First and foremost, running at an easier pace allows you to build up your aerobic base and capacity while at the same time allowing you to recover much more quickly than when you’re straining your body at a fast pace. Recovery is a key part of training that is often overlooked, but is an important piece that leads to consistency and longevity. When you recover more quickly, you’re able to be fresher for your next run, whether that be an easy run or a fast workout, which can allow us to increase mileage or days of training throughout the week.

Slower miles also help with base building. One of the keys to becoming a stronger, more well-rounded runner is having a good solid foundation to build on. Whether you want to be the next Usain Bolt or the next ultramarathon champion, they all start with a big mileage base. This means being able to consistently put in miles and stay as injury-free as possible so that your overall level of fitness is strong enough to let you start incorporating more fast-paced training.

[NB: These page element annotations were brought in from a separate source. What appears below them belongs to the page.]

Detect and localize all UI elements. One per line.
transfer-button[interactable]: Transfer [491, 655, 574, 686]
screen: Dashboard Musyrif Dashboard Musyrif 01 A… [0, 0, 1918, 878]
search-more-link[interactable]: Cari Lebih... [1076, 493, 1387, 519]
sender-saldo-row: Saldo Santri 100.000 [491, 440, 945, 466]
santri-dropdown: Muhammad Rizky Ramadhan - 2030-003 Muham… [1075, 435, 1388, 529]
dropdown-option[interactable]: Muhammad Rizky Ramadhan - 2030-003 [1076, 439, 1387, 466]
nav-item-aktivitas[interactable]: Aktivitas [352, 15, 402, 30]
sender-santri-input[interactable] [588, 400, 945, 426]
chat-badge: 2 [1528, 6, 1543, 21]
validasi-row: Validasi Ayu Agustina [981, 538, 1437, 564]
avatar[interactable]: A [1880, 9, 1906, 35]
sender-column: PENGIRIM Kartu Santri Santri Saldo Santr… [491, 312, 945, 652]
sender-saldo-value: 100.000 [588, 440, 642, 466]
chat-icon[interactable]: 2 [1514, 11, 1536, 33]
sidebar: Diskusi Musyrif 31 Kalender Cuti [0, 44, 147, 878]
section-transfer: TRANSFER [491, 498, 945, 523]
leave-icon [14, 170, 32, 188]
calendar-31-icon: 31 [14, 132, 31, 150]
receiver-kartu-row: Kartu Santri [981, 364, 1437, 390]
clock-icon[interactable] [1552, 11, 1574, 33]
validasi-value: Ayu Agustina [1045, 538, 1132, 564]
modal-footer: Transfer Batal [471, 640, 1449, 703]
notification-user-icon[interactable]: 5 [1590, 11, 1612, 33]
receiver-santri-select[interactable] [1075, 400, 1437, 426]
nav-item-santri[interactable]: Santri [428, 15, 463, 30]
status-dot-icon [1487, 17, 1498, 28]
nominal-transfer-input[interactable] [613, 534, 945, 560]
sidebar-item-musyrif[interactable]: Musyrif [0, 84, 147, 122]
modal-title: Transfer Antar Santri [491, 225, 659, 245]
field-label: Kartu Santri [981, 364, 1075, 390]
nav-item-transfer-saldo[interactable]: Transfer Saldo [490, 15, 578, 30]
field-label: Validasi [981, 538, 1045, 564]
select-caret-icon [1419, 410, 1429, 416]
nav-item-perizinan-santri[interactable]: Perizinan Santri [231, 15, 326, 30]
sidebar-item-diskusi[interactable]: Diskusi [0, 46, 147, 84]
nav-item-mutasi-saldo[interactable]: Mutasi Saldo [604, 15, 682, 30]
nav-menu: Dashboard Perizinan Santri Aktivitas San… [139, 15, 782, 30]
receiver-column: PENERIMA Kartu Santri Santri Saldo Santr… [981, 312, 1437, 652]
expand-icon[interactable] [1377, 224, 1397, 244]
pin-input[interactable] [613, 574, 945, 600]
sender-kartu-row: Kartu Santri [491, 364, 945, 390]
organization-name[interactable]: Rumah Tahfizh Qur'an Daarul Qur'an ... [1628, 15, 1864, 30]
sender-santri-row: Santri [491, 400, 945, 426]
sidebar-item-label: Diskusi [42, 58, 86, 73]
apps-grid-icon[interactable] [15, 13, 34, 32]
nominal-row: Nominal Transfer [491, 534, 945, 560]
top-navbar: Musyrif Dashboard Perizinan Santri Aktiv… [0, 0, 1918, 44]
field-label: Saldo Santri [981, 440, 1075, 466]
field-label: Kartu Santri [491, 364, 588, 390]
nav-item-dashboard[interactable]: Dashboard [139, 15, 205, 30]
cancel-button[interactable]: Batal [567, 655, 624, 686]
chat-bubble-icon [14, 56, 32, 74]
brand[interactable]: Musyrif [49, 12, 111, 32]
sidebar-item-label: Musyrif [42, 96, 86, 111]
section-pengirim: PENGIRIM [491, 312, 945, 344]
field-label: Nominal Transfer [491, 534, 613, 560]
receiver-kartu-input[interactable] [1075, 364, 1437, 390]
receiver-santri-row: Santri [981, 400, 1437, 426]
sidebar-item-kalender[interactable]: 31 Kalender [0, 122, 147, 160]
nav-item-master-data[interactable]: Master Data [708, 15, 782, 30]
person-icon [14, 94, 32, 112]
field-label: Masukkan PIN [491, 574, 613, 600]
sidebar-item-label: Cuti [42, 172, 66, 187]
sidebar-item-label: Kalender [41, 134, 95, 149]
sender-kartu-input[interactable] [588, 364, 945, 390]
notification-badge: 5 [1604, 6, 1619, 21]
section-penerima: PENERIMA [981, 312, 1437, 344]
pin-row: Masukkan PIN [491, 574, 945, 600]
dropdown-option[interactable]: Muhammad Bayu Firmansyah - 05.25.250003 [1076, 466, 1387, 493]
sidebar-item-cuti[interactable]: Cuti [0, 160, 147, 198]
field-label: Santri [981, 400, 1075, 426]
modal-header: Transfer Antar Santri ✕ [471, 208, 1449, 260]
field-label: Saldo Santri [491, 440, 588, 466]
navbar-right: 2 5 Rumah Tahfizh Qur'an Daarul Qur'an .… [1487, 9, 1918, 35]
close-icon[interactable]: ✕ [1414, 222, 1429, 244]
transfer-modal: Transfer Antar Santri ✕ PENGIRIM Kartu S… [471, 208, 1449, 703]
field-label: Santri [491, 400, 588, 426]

I’ve found that the biggest improvements are made in overall speed and endurance following a period of base building. This means spending weeks and months doing mostly easy and moderate paced runs to develop consistency, discipline, and the aerobic system as a whole.

It’s difficult at first to control yourself and run at that easier pace a lot of the time; you might be ready to run fast, but save that speed and strength for one workout per week. Consider the recovery time and base building benefits and run easy today — it’ll all work out in the end!